Sickly sweet

We were only a few kms north of Mackay when we saw a sign saying “Sugar Mill Tours”. Having never been in a sugar mill and Austin loving his sweets, we followed the signs through sugar cane fields with anticipation! Arriving at the mill, where a small tour group was already assembled, we were issued with hairnets, safety helmets, ear plugs and those brightly coloured construction worker jackets which we wore over our mandatory long-sleeved tops and long slacks.

Entering the mill I wondered, if any of the gear was a necessity or just a farce of today's OH & S requirements. The mill looked like a third world factory or at least a construction of bygone times. It was actually built 130 years ago and, in spite of some renovations and replacements over time, it showed. 

I can’t really “sugar coat” the fact that walking around the cane crushers, boilers and distillers across wet and sticky metal floors we didn’t feel entirely safe. Everything was covered with dust from the cane crushers, some structures looked a little rusty and patch-worked together. I didn’t get the hairnets part at all, however, would have liked non-slip shoes and a gas mask, as the smell, a mixture of rotting hay and sticky toffee, was quite sickening. We definitely needed the ear plugs, well most of us, Austin just adjusted his hearing aids, although this also blocked out some of the tour guides explanations.

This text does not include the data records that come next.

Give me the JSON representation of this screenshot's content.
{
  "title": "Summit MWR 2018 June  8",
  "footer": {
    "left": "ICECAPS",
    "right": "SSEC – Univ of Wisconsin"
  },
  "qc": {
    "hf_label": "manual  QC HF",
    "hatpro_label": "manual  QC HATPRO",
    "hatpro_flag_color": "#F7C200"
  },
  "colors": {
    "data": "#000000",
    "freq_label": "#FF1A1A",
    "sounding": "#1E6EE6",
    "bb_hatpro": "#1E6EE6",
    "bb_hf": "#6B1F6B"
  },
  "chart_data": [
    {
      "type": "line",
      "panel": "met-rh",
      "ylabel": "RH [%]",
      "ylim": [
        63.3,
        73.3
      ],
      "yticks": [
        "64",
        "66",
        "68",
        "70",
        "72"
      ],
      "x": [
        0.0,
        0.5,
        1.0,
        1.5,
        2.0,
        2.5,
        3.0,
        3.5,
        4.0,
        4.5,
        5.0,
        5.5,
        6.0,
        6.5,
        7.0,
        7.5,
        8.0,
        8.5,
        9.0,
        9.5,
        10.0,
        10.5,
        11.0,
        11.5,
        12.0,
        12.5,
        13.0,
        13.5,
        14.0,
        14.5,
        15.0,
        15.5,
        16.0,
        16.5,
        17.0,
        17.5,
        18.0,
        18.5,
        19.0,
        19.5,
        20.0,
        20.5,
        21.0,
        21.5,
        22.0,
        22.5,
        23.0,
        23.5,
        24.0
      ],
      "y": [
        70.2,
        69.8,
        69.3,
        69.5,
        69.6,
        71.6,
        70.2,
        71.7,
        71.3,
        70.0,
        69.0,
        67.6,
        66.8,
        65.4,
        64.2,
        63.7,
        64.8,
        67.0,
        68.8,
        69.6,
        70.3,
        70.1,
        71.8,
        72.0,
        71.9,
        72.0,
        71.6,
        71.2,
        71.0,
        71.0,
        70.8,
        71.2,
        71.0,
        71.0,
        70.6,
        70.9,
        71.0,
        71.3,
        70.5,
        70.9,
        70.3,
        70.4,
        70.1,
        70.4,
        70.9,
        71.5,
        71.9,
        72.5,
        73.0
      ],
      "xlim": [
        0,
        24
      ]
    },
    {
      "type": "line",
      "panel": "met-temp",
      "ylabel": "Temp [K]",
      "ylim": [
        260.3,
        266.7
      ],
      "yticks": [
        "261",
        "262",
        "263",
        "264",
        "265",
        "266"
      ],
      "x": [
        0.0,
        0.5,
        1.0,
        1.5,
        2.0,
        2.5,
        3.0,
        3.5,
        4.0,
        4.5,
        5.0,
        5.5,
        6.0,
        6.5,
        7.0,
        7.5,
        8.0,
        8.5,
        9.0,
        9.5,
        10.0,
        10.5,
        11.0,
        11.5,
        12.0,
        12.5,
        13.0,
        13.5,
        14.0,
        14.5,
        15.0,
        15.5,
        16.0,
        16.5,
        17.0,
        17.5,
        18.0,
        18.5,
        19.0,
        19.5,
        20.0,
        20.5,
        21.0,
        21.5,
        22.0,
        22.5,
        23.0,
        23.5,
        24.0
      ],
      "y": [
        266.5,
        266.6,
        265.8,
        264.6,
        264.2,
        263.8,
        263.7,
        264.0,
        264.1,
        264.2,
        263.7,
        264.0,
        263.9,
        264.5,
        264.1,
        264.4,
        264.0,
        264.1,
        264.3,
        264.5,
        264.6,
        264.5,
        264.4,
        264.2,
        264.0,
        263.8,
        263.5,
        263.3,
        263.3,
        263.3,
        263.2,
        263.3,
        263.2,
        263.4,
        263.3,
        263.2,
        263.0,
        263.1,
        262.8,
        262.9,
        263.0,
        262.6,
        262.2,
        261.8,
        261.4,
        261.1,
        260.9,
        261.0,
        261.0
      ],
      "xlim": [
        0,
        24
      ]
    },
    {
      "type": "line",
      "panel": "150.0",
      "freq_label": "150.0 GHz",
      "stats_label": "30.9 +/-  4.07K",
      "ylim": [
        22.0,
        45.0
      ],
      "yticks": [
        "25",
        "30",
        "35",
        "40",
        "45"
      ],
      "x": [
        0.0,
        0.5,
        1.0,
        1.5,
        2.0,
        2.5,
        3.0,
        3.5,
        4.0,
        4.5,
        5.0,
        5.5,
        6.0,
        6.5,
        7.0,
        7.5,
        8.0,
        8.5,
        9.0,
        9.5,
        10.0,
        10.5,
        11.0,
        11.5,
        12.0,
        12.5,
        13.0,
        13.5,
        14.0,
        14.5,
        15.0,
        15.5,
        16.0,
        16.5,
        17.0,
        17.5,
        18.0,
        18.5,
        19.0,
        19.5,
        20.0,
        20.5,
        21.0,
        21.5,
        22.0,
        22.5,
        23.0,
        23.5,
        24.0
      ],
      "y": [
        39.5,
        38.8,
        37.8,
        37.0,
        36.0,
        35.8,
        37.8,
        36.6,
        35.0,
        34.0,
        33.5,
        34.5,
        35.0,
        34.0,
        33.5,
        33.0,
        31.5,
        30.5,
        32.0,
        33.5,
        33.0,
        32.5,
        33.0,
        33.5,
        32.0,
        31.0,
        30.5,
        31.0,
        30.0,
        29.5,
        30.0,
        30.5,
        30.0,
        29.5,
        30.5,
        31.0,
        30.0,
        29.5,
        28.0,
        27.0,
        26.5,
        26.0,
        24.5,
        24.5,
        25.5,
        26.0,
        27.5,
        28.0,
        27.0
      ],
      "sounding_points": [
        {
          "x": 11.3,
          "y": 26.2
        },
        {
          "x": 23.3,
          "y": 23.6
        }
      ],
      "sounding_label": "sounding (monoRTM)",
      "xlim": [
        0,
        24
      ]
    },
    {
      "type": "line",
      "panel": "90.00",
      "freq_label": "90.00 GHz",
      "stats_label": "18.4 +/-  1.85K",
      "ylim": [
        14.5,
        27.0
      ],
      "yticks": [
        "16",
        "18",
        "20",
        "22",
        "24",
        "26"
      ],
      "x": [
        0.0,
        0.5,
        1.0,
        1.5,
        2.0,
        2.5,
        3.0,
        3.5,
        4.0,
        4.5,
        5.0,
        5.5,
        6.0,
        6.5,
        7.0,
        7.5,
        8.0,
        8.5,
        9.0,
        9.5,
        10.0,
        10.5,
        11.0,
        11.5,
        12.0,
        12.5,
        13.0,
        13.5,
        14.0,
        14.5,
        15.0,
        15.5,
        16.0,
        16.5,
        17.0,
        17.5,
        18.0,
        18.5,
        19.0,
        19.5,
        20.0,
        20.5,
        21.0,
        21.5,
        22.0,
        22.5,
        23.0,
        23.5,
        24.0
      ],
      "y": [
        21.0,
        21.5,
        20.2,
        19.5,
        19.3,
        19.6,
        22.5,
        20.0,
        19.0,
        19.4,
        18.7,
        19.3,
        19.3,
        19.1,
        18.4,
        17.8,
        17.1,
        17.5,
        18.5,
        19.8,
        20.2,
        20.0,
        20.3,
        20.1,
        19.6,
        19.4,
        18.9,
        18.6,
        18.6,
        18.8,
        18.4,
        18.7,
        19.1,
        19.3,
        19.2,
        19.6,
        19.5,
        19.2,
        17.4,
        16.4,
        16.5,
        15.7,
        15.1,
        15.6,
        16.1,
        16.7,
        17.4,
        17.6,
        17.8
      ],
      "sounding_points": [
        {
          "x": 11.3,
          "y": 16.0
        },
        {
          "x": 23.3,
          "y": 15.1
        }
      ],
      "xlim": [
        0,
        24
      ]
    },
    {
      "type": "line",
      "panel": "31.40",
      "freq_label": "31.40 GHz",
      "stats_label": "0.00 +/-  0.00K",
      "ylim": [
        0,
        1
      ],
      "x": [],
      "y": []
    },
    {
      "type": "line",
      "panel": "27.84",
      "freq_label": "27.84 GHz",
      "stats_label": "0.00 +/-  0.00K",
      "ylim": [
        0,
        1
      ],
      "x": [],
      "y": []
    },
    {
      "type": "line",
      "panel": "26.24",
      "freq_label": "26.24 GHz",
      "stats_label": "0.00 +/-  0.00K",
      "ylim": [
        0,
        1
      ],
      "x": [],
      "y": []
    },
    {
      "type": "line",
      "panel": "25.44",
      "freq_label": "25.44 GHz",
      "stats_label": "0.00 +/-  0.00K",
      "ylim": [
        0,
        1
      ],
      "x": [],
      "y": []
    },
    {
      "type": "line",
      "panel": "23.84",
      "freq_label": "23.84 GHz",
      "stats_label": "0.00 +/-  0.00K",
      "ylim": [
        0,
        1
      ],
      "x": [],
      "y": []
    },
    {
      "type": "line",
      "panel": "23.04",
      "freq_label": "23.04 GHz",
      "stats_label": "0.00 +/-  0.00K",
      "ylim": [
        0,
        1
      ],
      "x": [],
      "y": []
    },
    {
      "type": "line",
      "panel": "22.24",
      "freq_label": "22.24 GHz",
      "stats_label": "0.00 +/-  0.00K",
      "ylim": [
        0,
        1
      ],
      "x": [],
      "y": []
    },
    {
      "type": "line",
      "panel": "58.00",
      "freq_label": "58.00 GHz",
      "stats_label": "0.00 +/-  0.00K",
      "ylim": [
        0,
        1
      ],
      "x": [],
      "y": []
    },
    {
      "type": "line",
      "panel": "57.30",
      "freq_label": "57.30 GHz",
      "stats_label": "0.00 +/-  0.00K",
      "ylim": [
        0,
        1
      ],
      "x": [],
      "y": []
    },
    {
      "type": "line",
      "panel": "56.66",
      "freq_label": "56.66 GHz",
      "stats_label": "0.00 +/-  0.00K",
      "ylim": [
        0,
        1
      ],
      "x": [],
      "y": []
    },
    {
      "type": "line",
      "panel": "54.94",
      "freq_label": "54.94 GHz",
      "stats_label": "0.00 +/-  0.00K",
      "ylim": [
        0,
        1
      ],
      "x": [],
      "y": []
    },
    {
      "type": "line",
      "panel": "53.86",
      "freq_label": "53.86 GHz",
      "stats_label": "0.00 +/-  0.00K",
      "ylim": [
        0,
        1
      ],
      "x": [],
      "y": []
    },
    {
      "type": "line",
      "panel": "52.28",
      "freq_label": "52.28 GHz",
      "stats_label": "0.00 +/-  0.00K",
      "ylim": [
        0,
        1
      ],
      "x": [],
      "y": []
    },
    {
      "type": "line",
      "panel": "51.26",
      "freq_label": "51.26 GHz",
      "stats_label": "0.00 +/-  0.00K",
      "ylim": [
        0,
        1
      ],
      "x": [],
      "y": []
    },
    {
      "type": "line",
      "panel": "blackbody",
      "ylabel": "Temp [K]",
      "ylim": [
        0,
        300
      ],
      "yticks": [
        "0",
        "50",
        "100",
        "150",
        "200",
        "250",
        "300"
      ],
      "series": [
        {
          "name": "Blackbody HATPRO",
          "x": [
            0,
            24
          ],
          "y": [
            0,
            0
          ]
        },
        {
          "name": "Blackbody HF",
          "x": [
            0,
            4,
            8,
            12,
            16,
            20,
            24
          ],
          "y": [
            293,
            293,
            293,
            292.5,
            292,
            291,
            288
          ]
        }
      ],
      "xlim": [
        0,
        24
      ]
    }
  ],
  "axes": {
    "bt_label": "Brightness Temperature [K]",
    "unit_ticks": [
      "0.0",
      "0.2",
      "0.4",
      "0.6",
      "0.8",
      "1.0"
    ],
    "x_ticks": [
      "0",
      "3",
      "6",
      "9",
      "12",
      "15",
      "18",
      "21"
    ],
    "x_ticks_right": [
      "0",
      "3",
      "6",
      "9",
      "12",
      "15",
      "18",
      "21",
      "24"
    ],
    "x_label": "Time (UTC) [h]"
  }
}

And yet, it was still a worth while learning experience. This mill, together with another two of the Mackay area crush 5,3 million tonnes of sugar cane a season. Seven tonnes of cane produce 1 tonne of raw sugar. Australia produces about 45 million tonnes per year of which 85% is exported.





We all know the cane fires, so necessary in earlier times to rid the fields of rodents and soften the sharp stalks. Nowadays with improved pest control and machine cutting of the cane this is rarely done. The cane arrives in wire carriages of long trains which are then loaded onto the belt going to a weighing bridge.


Diverse crushers and centrifuges processes the cane leaving dust and fibres covering everything.  Eventually a mud-like substance is separated from the molasses. Some of the lower grade molasses goes e.g. to Bundaberg Rum while molasses being further heated, spun and crystallised ends up as raw sugar.


Having tasted various grades of molasses we came away quite hot and sticky and were glad to drop our “safety gear” and be on our way to Airlie Beach. Whether this “sickly-sweet” experience does anything to cure Austin’s sweet tooth is yet to be seen.


We had to wait for cows, kangaroos, emus crossing, but this wide load went across the entire highway! Luckily there was a bay at the side of the road to pull over!